The engine was separated from the airplane and examination revealed that it was also extensively fire-damaged. Each of the three composite propeller blades exhibited fibrous separations between 5 and 6 inches from the respective blade roots. Continuity of the drivetrain was confirmed through rotation of the propeller from the output drive gearbox to the accessory section of the engine. The top 4 spark plugs were removed and displayed electrodes that were light gray in color.
MEDICAL AND PATHOLOGICAL INFORMATION
An autopsy was performed on the pilot by the Alabama Department of Forensic Sciences, Huntsville, Alabama.

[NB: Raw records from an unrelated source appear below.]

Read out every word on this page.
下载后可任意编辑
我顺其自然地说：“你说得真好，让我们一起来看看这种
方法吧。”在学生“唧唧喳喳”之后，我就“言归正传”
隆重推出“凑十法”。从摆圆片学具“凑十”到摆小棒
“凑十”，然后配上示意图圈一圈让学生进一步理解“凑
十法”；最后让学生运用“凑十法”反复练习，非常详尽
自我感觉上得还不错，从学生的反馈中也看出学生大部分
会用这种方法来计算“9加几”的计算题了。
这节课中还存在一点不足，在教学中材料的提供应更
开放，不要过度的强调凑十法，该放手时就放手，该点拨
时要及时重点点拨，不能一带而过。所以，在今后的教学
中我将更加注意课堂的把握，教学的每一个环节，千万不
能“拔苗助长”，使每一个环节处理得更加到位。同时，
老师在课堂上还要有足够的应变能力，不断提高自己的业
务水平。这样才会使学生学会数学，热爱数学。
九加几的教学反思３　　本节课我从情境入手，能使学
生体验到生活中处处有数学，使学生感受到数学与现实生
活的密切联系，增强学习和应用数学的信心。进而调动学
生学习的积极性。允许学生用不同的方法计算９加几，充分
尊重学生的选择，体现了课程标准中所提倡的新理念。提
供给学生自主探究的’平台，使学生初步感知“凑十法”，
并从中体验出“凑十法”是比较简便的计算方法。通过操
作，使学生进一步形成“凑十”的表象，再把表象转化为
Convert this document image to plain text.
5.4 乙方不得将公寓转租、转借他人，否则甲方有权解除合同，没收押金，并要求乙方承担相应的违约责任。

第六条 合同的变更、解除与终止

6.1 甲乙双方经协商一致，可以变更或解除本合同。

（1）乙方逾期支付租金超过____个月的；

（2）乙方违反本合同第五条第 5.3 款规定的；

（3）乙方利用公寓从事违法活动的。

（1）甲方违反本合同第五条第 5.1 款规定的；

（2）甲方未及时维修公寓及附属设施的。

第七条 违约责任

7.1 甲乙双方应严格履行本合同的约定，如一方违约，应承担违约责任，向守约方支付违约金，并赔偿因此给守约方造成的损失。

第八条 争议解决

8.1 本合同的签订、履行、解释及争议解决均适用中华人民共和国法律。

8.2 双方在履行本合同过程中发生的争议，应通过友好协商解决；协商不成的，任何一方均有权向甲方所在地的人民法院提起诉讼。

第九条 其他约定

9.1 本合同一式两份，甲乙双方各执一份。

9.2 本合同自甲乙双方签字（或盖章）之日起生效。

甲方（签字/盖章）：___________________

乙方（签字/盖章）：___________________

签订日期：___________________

The FAA's Bioaeronautical Sciences Research Laboratory, Oklahoma City, Oklahoma, performed toxicological testing on the pilot. The testing was negative for the presence of ethanol, carbon monoxide, cyanide, and drugs.
According to the Federal Aviation Administration Seaplane, Skiplane, and Float/Ski Equipped Helicopter Operations Handbook, "Many of the most common flying boat designs have the engine and propeller mounted well above the airframe’s CG [center of gravity]. This results in some unique handling characteristics. The piloting techniques necessary to fly these airplanes safely are not intuitive and must be learned. Any pilot transitioning to such an airplane is strongly urged to obtain additional training specific to that model of seaplane." The handbook further stated, "Depending on how far the engine is from the airplane’s CG, the mass of the engine can have detrimental effects on roll stability. Some seaplanes have the engine mounted within the upper fuselage, while others have engines mounted on a pylon well above the main fuselage. If it is far from the CG, the engine can act like a weight at the end of a lever, and once started in motion it tends to continue in motion."